Presentation Overview: Show

Automatic phenotype concept recognition from unstructured text remains a challenging task in biomedical text mining research despite a few attempts in the past. In previous works, dictionary-based and machine learning-based methods are attempted for phenotype concept recognition. The dictionary-based methods can achieve a high precision, but it suffers from a lower recall problem. Machine learning-based methods can recognize more phenotype concept variants by automatic feature learning. However, most of them require large corpora of manually annotated data for its model training, which is difficult to obtain due to the high cost of human annotation. To address the problems, we propose a hybrid method combining dictionary-based and machine learning-based methods to recognize the Human Phenotype Ontology (HPO) concepts in unstructured biomedical text. We firstly use all concepts and synonyms in HPO to construct a dictionary.
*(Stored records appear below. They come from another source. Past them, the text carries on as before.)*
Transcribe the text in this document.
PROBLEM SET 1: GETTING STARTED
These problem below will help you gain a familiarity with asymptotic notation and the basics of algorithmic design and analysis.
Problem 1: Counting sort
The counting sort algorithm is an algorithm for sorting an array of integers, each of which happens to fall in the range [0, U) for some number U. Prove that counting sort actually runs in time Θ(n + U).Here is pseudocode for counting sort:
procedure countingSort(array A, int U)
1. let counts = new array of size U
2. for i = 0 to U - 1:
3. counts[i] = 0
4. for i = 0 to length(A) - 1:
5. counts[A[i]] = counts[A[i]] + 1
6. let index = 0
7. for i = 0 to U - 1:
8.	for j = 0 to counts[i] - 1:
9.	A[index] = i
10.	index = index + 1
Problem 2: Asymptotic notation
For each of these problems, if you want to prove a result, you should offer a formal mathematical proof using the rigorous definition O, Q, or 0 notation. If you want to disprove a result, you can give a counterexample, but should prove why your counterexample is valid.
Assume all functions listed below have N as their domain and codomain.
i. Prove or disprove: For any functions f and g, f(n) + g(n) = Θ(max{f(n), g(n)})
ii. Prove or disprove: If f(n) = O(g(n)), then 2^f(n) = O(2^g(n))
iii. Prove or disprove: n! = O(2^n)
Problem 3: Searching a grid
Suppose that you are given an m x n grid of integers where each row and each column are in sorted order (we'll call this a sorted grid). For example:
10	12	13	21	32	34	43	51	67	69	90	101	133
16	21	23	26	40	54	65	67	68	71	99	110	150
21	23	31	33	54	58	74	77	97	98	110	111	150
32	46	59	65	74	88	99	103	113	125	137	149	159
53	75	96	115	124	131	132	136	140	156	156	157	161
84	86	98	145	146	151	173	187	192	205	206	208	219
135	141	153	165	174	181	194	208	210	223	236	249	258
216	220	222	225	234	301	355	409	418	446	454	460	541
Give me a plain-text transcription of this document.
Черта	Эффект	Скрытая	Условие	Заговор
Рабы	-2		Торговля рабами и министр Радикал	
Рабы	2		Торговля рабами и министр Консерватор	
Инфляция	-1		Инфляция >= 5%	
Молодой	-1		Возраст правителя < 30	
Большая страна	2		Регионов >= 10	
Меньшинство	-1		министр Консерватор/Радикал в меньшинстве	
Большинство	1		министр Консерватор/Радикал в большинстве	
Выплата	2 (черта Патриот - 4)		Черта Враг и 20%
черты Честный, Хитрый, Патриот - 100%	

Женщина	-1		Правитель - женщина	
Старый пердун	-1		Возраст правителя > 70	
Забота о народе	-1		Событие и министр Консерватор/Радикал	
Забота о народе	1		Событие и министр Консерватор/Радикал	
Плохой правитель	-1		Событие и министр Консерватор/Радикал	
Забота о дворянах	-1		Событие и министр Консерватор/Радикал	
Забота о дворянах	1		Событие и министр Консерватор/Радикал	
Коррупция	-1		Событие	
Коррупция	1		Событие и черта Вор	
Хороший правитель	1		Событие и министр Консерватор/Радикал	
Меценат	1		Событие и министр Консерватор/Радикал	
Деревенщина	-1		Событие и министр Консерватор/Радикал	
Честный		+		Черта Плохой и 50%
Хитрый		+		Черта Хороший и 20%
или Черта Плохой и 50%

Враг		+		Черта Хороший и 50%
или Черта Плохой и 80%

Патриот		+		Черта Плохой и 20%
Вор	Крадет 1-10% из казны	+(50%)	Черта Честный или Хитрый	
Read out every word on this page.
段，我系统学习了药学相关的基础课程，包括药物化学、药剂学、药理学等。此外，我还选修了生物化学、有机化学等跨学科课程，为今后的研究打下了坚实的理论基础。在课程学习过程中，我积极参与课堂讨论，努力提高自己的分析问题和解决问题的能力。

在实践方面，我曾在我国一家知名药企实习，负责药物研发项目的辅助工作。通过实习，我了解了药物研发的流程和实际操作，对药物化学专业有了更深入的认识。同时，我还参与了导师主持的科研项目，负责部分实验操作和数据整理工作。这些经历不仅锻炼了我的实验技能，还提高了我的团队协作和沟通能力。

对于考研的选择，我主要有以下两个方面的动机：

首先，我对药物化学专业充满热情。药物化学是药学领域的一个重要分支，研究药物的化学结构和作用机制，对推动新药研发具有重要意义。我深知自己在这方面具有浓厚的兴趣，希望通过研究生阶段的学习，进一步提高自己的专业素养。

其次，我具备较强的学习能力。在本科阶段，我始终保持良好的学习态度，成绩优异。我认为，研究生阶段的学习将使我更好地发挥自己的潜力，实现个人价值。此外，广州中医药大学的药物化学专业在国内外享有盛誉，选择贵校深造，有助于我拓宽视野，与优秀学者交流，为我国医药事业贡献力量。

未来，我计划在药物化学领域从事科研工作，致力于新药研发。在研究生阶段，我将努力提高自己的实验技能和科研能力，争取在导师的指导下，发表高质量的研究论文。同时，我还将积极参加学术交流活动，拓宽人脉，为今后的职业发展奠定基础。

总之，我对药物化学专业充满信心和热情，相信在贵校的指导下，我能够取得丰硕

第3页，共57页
Then we employ the dictionary-based method and HPO to automatically build a “weak” training dataset for machine learning. Next, a cutting-edge deep learning model is trained to classify each candidate phrase into a corresponding concept id. Finally, machine learning-based prediction results are incorporated into the dictionary-based results for improved performance. Experimental results show that our method can achieve state-of-the-art performance without any manually labeled training data.